OK. Cool. Alright. So, what’s the secret to how you “Roc” your body?
Oh, I’m not really a good dancer. I have no rhythm or anything, at all. I’m not lying. I really don’t.
But at the end, it was just you two dancing.
Yeah but the song is very sensual, so there’s not really any way to like move to it. It’s slow. There’s no “you have to keep on rhythm or beat” ‘cause it’s a slow song, so that was easy. But if there was some kind of like movement needed for it, he probably would have told me to go home (Laughs).
Alright. So, talk to me a little bit about your love of sports.
Since I’ve been eight years old, I’ve been playing softball. So, I grew up a big baseball fan. And, my favorite teams are the Giants, the Knicks, the Mets, which everyone does not understand why, but I just love them ‘cause my dad, and the Rangers who are in the playoffs now; I’m watching them play right now.
How have you used your love of sports in your modeling?
I did a lot. I don’t know if you seen the videos, the 14 videos. What happened was I was just sitting there one day; I was getting casting directors hitting me up like, “Oh, do you want to be in this video? Do you want to be in this video?” And, I was tired of being in a video, shooting 12 hours and then I’m in the video for like 30 seconds. So, I was like, ‘You know what? Why don’t I just do videos of just me?’ But instead of me just doing a stupid video of me rolling around on a bed or something, let me just pick things I like; so, I picked all my sports teams… That’s where a lot of people know me from, my sports videos.
I remember the one where you were wearing Victor Cruz’s jersey body painted.
Actually, Victor saw the video and emailed me. He’s like, “The video came out awesome.” And, he was like, “You didn’t tell me you were filming it. I would’ve came through.” I’m like, ‘Yeah. OK.’ (Laughs). But, a lot of the Giants, when they saw the video, they showed me love.

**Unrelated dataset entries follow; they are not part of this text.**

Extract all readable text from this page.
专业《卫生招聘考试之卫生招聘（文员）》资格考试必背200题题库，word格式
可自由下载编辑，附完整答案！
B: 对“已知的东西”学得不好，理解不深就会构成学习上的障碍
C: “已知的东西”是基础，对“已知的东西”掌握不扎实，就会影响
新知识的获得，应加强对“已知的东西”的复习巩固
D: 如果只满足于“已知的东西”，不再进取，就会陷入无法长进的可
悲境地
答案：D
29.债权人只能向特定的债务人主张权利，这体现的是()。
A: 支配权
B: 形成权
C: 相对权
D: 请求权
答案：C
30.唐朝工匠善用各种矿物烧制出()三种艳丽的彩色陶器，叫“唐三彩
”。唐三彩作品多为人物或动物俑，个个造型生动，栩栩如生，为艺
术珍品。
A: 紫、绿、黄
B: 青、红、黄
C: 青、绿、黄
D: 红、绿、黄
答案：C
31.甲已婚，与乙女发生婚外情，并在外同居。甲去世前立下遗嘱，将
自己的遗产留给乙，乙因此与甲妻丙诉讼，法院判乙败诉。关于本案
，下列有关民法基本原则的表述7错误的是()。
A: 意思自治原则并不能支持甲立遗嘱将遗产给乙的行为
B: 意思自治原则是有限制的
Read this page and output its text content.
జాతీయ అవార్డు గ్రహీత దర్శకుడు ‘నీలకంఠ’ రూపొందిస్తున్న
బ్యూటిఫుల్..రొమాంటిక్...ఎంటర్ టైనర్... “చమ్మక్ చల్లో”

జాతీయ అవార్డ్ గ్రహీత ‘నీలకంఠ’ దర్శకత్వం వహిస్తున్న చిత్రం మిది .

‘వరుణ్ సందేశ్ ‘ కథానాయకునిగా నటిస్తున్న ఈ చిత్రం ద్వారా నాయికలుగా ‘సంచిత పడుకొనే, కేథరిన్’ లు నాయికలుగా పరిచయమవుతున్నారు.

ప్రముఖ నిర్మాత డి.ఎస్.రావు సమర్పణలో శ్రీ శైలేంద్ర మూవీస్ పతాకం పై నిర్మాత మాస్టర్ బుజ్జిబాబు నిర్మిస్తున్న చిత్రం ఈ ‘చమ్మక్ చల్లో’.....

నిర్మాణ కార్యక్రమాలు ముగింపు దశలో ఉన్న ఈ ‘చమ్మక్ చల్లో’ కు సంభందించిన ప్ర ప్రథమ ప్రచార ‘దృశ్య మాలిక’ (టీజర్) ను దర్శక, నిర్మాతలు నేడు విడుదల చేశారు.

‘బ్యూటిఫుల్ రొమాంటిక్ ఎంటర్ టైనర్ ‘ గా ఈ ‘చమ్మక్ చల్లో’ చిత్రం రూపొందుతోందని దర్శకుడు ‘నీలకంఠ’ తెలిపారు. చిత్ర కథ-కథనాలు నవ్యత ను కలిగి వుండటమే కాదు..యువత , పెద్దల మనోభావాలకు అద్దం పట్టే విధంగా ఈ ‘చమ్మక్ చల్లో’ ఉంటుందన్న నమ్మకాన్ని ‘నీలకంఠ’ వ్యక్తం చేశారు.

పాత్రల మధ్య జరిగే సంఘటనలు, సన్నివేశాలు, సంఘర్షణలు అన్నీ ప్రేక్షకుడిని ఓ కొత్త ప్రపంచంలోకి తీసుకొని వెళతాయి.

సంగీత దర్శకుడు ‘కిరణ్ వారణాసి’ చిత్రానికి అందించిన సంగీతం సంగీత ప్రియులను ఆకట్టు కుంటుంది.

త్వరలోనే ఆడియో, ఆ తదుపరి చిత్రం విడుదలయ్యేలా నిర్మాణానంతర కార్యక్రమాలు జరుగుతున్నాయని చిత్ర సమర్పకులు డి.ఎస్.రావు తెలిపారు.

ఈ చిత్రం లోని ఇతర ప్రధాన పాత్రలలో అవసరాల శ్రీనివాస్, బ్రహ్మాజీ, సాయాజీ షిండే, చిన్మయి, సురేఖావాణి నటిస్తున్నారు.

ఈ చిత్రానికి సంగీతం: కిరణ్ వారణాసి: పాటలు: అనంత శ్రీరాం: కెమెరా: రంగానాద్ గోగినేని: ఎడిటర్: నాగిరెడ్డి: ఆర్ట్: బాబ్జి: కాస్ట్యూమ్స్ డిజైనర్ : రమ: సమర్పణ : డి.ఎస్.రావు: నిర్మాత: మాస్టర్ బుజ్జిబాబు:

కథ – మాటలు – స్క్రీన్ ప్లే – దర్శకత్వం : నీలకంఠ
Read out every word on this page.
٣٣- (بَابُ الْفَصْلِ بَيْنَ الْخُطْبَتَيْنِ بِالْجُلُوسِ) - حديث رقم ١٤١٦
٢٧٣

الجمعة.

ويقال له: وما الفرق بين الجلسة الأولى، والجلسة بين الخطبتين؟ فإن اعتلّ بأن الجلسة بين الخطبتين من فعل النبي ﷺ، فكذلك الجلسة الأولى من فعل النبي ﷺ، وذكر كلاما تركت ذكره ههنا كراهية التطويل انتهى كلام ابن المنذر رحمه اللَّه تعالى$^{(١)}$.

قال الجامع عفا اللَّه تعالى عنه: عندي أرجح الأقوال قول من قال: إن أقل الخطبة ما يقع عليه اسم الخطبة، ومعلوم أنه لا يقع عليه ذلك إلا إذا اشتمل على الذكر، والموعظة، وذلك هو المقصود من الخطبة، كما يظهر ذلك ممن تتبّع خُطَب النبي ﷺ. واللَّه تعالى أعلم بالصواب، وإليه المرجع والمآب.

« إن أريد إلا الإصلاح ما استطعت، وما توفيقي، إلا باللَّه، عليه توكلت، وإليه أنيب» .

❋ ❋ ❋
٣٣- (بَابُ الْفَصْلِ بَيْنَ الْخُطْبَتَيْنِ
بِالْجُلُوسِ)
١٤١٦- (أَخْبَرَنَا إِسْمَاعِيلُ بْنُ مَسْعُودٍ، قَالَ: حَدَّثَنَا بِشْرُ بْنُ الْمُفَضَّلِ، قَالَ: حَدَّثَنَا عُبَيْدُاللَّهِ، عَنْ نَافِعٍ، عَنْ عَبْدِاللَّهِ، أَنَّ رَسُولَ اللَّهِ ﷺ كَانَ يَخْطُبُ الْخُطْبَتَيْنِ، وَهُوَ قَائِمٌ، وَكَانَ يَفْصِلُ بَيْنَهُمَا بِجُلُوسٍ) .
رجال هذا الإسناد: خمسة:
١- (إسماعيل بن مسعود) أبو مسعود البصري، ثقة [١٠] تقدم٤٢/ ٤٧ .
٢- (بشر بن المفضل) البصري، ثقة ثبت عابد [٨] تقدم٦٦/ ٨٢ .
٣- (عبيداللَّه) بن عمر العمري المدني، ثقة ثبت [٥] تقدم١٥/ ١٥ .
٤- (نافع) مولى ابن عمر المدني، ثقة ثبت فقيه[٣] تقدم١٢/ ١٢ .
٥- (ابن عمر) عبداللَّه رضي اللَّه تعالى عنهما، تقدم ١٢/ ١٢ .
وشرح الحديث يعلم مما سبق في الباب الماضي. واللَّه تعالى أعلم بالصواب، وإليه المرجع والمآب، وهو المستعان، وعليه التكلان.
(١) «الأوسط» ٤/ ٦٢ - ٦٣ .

It was dope. I remember. How often do men approach you?
Everyday… It happens like everyday. If it’s not at work, it’s like I’ll be in my pajamas. I don’t know if they even look. I don’t what they see. Sometimes I have a hoodie on, sunglasses and I don’t know. A lot of the times, I ignore it. I just walk; I don’t stop to talk to people; I just keep going. But, it happens a lot at work though, with my customers. I don’t think they’ve seen women, a lot of them.
What about when you can’t ignore them, how do you kill their hopes, so to speak?
I don’t really. They’ll be like, “Oh, can I get your number?” I’m like, ‘Nah, I don’t give my number out.’ I don’t really entertain it; I just keep it moving. I don’t stop to talk ‘cause then I have to talk. I just keep going. If anything, I’ll just be like, ‘Oh, I’m in a rush. I got to go.’ I don’t really stop to converse. I don’t like to talk (Laughs). I don’t kill their hopes. I just don’t talk to them and act like I didn’t hear them.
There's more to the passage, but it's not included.